Answer: Torn, lost and stained linen products are replaced on a cost-per-piece basis, not by weight. The payment process for lost, stained or damaged linen is based on losses accrued during  a six-month period. This accounting is accomplished through a semiannual wall-to-wall inventory. The medical center’s annual linen replacement costs are consistent with the national average of 12 percent of the linen processing costs.

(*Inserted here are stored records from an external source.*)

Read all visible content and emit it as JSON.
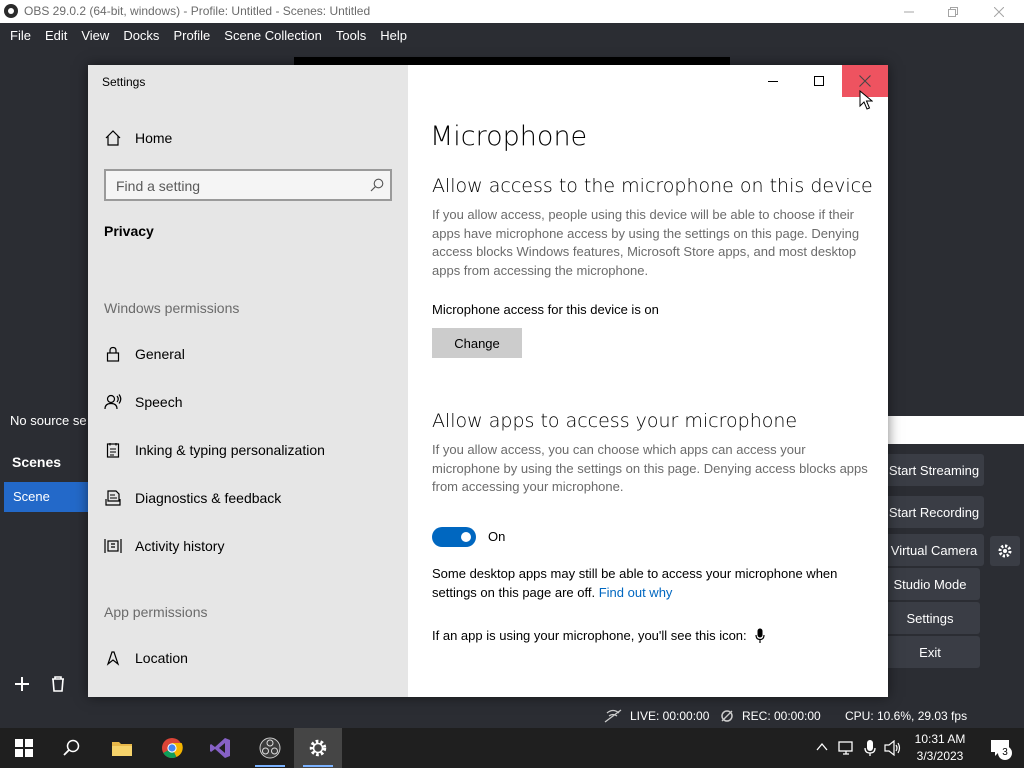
{
  "obs": {
    "title": "OBS 29.0.2 (64-bit, windows) - Profile: Untitled - Scenes: Untitled",
    "menu": [
      "File",
      "Edit",
      "View",
      "Docks",
      "Profile",
      "Scene Collection",
      "Tools",
      "Help"
    ],
    "sources_empty": "No source se",
    "scenes_header": "Scenes",
    "scene_item": "Scene",
    "controls": {
      "start_streaming": "Start Streaming",
      "start_recording": "Start Recording",
      "virtual_camera": "Virtual Camera",
      "studio_mode": "Studio Mode",
      "settings": "Settings",
      "exit": "Exit"
    },
    "status": {
      "live": "LIVE: 00:00:00",
      "rec": "REC: 00:00:00",
      "cpu": "CPU: 10.6%, 29.03 fps"
    }
  },
  "settings_window": {
    "title": "Settings",
    "sidebar": {
      "home": "Home",
      "search_placeholder": "Find a setting",
      "section": "Privacy",
      "group_windows": "Windows permissions",
      "windows_items": [
        {
          "label": "General",
          "icon": "lock-icon"
        },
        {
          "label": "Speech",
          "icon": "speech-icon"
        },
        {
          "label": "Inking & typing personalization",
          "icon": "inking-icon"
        },
        {
          "label": "Diagnostics & feedback",
          "icon": "diagnostics-icon"
        },
        {
          "label": "Activity history",
          "icon": "activity-history-icon"
        }
      ],
      "group_app": "App permissions",
      "app_items": [
        {
          "label": "Location",
          "icon": "location-icon"
        }
      ]
    },
    "content": {
      "page_title": "Microphone",
      "section1_title": "Allow access to the microphone on this device",
      "section1_desc": "If you allow access, people using this device will be able to choose if their apps have microphone access by using the settings on this page. Denying access blocks Windows features, Microsoft Store apps, and most desktop apps from accessing the microphone.",
      "device_status": "Microphone access for this device is on",
      "change_button": "Change",
      "section2_title": "Allow apps to access your microphone",
      "section2_desc": "If you allow access, you can choose which apps can access your microphone by using the settings on this page. Denying access blocks apps from accessing your microphone.",
      "toggle_label": "On",
      "toggle_on": true,
      "desktop_note": "Some desktop apps may still be able to access your microphone when settings on this page are off.",
      "find_out_why": "Find out why",
      "icon_note": "If an app is using your microphone, you'll see this icon:"
    }
  },
  "taskbar": {
    "clock_time": "10:31 AM",
    "clock_date": "3/3/2023",
    "notification_count": "3"
  },
  "colors": {
    "accent": "#0067c0",
    "obs_bg": "#2b2d33",
    "scene_selected": "#2369c9",
    "close_hover": "#e81123"
  }
}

Ambulances on Jonathan Lucas
Why do the ambulances, when arriving to the hospital, blare their sirens over and over again. There were no cars or vehicles in front of them either. This is really noisy, not just  for the patients who need peace and quiet, but for the employees in the Clinical Sciences Building.
Answer: S.C. state law requires ambulance sirens to be on when their lights are on. Lights are on at the EMS crew’s discretion based on patient acuity and urgency for definitive treatment. Given MUHA’s status as the only Level 1 Trauma Center in the Lowcountry, it would stand to reason the number of critical patients arriving at MUSC's emergency department is somewhat frequent.

Rutledge Tower parking/night shift
In response to several postings regarding night shift parking in the Rutledge Tower Parking Garage.
Answer: The decision was made some time ago to allow night shift personnel to park in garages that are not in heavy demand at night. This decision was made for several reasons:
  • This provides a safe location to park and does not require as much security since the majority of the night staff is located in one facility close to the University Hospital
  • The parking option is an incentive to obtain staff to work the less desirable night shift schedule.
  • Night shift staff pay $20 per year for a hangtag, which allows them limited access to the garage. They cannot enter the garage before 4:30 p.m. each day. This is different for those who pay on a monthly basis. Those employees can enter or exit the garage at any time.
  • CARTA service is not available for those who work night shift.
  • Many of the services provided to day shift personnel are not  available at night. They have fewer food options and less access to services provided to day shift employees.
Employees who park in the MUSC garages are not designated a specific parking spot or floor within the garage.

Blankets on beds
Why doesn't Environmental Services put blankets on beds after they clean a room when 99.9 percent of patients need blankets. Is there a logical reason for this?
Answer: Thank you for your suggestion. It is being pursued.